C'est une évidence pour celui qu'on nomme RSSI, ou responsable sécurité des systèmes d'information : la technologie cohabite de plus en plus avec l'organisationnel. Et l'organisationnel aime les procédures. À tel point que certains évoquent la nécessité de doter la profession de RSSI d'un statut. « Un statut : pas nécessairement. Mais une redéfinition de sa fonction plus transversale et plus organisationnelle que technique. Son rôle est de conseiller, alerter et informer la direction générale », constate Marie-Laure Laffaire, avocate au cabinet Lexvia.

« Un RSSI doit aussi recommander, et c'est là que se posent de nouveaux problèmes, liés à l'indépendance de sa fonction, poursuit Garance Mathias, avocate. Va-t-il, par exemple, en matière de protection de la vie privée des utilisateurs, préconiser des règles en faveur de ces derniers ou en faveur de la direction générale ? »

Afin de garantir son indépendance, « la profession doit se doter d'une charte de bonnes pratiques courantes, comme aux États-Unis » , estime Patrick Langrand, RSSI de Natexis Banques Populaires. Cette charte, également guide déontologique, définira le rôle attribué aux fonctions essentielles du RSSI : conseiller, assister, informer, former, alerter et préconiser.

Restent les limites. Gérer les logs ne suffit plus, il faut comprendre dans quelles conditions s'effectue l'accès à des données sensibles. « Nous ne traitons pas les données à la manière d'un DSI » , glisse Patrick Langrand. D'où la notion de délégation de responsabilité et de cogestion des risques avec la direction générale devant les tribunaux. Un RSSI est souvent responsable du contenu qui circule sur l'intranet de l'entreprise. Il peut répondre pénalement du contenu des échanges sur les forums placés sous la responsabilité d'un hébergeur. Enfin, l'aménagement en cours de la loi Informatique et libertés de 1978 peut, éventuellement, le transformer en « correspondant » de la Cnil (Commission nationale de l'informatique et des libertés). « Juridiquement, le rôle de correspondant implique un statut de salarié protégé, comme pour les syndicalistes ou les responsables de CE » , note Garance Mathias.

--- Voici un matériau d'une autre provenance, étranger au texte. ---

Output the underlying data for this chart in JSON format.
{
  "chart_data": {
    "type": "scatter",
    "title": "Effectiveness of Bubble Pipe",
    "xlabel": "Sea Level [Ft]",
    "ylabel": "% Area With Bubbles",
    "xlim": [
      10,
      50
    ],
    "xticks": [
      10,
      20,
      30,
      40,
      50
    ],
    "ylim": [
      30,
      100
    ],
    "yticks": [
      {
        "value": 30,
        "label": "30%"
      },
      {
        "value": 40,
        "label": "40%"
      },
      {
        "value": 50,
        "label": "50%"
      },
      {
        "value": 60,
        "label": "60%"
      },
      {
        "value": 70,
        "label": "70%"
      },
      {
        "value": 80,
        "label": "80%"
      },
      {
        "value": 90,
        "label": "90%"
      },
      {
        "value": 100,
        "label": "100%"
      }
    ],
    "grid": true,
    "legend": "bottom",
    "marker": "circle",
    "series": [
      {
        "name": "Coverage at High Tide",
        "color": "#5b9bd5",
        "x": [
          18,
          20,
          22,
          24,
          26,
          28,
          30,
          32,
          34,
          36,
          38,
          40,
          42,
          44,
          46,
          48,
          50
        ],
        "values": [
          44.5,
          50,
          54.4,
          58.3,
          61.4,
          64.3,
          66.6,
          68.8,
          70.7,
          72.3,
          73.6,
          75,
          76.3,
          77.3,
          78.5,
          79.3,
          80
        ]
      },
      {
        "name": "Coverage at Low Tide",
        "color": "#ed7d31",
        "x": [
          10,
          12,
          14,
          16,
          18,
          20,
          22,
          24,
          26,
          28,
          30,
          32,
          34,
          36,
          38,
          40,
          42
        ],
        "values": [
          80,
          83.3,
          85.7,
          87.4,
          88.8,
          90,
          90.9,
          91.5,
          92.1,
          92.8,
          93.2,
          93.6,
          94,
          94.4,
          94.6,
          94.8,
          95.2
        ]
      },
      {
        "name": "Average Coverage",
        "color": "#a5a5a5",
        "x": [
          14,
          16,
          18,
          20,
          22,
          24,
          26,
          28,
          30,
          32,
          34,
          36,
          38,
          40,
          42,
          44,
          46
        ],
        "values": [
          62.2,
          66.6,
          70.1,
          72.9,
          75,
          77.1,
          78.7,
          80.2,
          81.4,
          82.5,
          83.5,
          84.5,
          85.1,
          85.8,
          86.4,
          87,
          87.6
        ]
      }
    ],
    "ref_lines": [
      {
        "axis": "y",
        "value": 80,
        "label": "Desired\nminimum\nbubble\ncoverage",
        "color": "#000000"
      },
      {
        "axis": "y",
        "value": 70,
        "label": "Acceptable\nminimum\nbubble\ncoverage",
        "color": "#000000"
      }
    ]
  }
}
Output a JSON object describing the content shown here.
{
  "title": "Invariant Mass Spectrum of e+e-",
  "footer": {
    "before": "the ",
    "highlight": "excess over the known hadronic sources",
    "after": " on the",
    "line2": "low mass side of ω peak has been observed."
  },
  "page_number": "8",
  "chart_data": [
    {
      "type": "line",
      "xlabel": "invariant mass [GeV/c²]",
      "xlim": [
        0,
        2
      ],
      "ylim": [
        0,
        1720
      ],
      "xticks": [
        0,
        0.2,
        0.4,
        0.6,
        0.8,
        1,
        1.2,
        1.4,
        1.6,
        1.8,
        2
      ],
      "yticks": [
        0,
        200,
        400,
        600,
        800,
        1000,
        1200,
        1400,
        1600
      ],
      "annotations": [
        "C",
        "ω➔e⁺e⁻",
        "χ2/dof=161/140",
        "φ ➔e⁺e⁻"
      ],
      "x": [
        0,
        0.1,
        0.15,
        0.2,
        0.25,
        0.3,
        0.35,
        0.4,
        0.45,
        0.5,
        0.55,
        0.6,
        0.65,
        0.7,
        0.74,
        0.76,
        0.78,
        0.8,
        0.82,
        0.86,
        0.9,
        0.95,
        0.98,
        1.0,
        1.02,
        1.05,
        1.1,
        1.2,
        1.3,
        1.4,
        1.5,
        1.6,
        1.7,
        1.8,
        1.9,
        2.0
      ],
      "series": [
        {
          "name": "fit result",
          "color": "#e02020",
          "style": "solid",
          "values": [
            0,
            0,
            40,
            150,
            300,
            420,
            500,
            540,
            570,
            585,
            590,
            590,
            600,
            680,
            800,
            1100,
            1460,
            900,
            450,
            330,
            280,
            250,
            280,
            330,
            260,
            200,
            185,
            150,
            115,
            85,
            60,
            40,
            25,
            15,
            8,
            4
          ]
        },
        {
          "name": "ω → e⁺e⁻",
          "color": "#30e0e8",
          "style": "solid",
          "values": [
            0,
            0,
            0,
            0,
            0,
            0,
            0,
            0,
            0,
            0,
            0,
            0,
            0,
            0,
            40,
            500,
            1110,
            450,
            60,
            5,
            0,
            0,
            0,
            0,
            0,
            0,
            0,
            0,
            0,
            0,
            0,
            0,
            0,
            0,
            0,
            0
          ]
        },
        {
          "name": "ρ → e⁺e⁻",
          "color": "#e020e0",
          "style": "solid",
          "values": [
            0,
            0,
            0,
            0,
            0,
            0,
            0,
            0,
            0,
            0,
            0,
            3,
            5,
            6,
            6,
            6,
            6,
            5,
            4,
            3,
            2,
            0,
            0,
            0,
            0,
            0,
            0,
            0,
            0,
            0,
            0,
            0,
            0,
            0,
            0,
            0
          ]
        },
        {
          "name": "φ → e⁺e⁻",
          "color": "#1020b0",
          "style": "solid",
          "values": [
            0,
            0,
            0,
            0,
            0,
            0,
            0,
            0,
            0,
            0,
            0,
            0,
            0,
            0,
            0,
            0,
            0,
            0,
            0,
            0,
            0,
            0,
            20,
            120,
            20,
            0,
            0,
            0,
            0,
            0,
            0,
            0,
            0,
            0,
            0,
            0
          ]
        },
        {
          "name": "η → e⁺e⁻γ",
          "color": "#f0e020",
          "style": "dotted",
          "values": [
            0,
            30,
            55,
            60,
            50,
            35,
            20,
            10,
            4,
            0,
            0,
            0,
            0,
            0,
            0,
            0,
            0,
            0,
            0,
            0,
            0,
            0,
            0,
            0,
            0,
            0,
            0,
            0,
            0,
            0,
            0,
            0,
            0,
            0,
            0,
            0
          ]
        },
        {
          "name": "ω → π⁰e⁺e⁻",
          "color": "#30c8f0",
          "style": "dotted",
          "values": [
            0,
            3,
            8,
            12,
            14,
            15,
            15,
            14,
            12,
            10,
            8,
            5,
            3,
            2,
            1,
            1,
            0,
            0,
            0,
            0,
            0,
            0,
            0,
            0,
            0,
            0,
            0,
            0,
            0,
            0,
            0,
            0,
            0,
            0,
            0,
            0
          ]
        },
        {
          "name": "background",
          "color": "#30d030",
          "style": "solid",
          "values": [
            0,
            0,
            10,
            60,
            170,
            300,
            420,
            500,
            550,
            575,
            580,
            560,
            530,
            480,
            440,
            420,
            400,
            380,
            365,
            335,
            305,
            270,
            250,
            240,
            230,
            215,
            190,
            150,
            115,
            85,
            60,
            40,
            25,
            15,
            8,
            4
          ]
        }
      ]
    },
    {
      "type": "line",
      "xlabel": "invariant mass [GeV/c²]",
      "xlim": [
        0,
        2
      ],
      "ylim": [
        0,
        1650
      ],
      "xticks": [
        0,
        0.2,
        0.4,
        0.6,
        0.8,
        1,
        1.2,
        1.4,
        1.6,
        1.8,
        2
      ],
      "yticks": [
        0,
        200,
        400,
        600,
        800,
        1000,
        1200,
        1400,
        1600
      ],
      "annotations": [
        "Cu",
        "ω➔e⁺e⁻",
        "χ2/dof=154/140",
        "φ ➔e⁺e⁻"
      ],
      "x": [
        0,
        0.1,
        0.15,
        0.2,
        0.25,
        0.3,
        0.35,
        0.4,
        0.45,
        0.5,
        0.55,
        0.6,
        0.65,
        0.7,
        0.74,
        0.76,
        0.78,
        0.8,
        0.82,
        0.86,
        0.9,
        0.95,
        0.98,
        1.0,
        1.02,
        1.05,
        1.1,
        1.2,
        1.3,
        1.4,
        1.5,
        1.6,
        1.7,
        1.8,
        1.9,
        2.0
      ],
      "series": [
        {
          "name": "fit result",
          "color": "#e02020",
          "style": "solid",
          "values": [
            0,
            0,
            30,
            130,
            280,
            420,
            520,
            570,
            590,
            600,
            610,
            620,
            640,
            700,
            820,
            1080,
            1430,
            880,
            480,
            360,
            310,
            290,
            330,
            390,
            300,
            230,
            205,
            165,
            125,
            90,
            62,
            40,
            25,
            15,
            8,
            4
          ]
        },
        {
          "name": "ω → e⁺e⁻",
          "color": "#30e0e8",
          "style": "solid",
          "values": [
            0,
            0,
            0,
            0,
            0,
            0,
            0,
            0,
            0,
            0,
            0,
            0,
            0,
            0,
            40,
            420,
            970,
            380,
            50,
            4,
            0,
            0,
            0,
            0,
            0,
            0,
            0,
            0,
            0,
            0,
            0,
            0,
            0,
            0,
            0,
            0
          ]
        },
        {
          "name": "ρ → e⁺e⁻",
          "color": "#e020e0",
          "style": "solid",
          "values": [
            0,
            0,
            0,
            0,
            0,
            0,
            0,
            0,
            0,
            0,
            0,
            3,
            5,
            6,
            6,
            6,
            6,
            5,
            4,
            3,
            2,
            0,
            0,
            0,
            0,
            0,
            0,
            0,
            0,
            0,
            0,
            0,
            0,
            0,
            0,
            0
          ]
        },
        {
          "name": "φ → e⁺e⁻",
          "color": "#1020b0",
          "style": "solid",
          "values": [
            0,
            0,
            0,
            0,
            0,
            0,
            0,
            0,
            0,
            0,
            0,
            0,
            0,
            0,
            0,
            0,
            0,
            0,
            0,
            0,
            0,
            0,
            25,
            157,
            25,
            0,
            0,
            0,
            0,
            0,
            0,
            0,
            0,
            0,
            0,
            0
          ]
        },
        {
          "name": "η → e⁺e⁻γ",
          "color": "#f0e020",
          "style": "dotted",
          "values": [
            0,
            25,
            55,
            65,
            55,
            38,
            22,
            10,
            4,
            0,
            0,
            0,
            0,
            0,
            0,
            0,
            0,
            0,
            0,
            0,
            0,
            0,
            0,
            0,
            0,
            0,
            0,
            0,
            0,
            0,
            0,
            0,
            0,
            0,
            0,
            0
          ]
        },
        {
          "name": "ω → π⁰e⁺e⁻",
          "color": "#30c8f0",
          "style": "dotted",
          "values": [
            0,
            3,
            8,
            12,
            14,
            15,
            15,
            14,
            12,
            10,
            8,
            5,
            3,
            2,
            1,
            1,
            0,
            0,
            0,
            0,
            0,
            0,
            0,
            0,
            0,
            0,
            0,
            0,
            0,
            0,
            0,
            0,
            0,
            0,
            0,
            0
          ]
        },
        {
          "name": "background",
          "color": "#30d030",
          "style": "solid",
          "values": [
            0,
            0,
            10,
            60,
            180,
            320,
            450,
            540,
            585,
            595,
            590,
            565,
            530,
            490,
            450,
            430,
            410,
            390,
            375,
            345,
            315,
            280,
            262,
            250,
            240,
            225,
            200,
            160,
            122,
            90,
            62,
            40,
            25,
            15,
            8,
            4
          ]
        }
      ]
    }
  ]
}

Pour Pierre-Luc Réfalo, directeur de Comprendre et réussir, société de conseil et de formation, la fonction doit être à l'intérieur et à l'extérieur du système d'information (SI). Mais que veut-on dire par dans et hors du SI, en termes de sécurité ? Quand un RSSI s'occupe de la sécurité des cartes à puce, il va au-delà des problématiques informatiques pures.

Autre débat : quelle formation ou, du moins, quelle certification accorder aux RSSI ? En 2004, la plupart des RSSI n'ont pas de diplôme spécifique à leur fonction. Les examens liés aux certifications doivent pallier ce manque. Mais doit-on en choisir une qui soit reconnue par une norme comme la 17024 de l'ISO ; la CISSP (Certified information systems security professional) d'ISC ² (International Information Systems Security Certification Consortium) ; ou la franco-française ProCSSI ? Beaucoup de questions qui restent en suspens pour une profession qui souhaite désormais des réponses.